I started my PhD working purely in the lab with one first author paper to my name. I went 2.5 years with no publications. Tbh I was very bitter and jealous of people who seemed to accumulate publications effortlessly. I was teaching undergrads with better publication records than I had. By my 2nd year I had honed some key skills and started to offer my services to other people's projects. Suddenly middle-author publications were flowing. Then my PhD led me to clinical contacts. Those clinical contacts were prolific researchers at a top institution (20+ papers/year). As long as I was working on the tough basic science, they were willing to include me on some of the more "fluffy" clinical projects, things like small reviews, opinion articles, etc... Stuff that goes on Google Scholar and is a "publication" but isn't really a publication. These days I find myself sometimes turning down opportunities to publish.

It's really all about positioning. Med students are often very bitter about this, but it's just your first exposure to how most endeavors work in our current world and economy. Position and connections >> hard work and effort. Opportunities can be somewhat random. At least in medicine we can vet our mentors and ensure they are producing something of meaningful output.

“Positions and connections >> hard work and effort” yep sounds about right
 
  • Like
Reactions: 1 user
“Positions and connections >> hard work and effort” yep sounds about right
Yup. This is the world, but it's actually worse in any other career path. At least here you can balance mediocre research with good grades, evals, step scores, letters, etc... Anyone can manage a single publication, and with a single publication you can probably match any specialty with more objective measures, like step score or grades, just not at a top-tier program. From a pure work : payoff ratio, medicine is obviously a bad choice, but it is very secure if you're willing to put in the work.

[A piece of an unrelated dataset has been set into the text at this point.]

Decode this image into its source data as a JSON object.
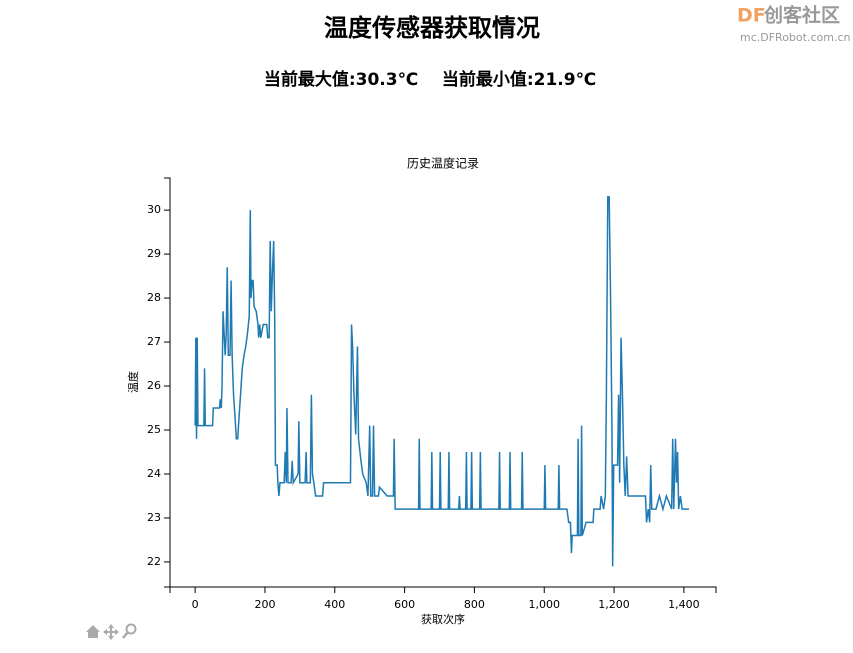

No one in medicine languishes (yet). You'll "fail" into a more lucrative practice (community vs. academic medicine). Compare this to other careers. Literally anything outside of pathways like consulting, finance, law, and big tech pretty much has a ceiling of influence and compensation far lower than medicine and you have basically no way to prove yourself outside of some manager's subjective evaluation of you. So position and connections can't even be balanced by hard work and effort on universal opportunities (like grades and step scores). Even the other "top" society careers, as listed above, have a pretty high probability of cutting you out or burning you out, and all the advancement is based on subjective evals from the sort of people who go into... consulting, finance, law, and big tech. I mean, I know a lot of people who went into medicine vs. consulting/finance/law and for all the good people in each industry, there are just so many more absolute deplorables in the latter industries, and those are the people deciding your fate.

There are a lot of reasons to be salty about the way we do things in medicine. The training pathway is too long. The opportunity cost is too high. The missed time with loved ones is too much. However, it's objectively one of the most meritocratic careers out there.
 
Working on a project that is difficult to publish for over 12 months seems like some kind of med student he’ll… props to you lol
I mean, I'm not a med student and the project is not a priority for me right now, so I haven't been pushing to get it done. The first 12 months of the project were designing and collecting data. The other members of the team also have other projects and haven't been pushing to get it done, so right now, it's sitting there waiting for me to get back and reassess what journal might be a good fit for it.
 
I mean, I'm not a med student and the project is not a priority for me right now, so I haven't been pushing to get it done. The first 12 months of the project were designing and collecting data. The other members of the team also have other projects and haven't been pushing to get it done, so right now, it's sitting there waiting for me to get back and reassess what journal might be a good fit for it.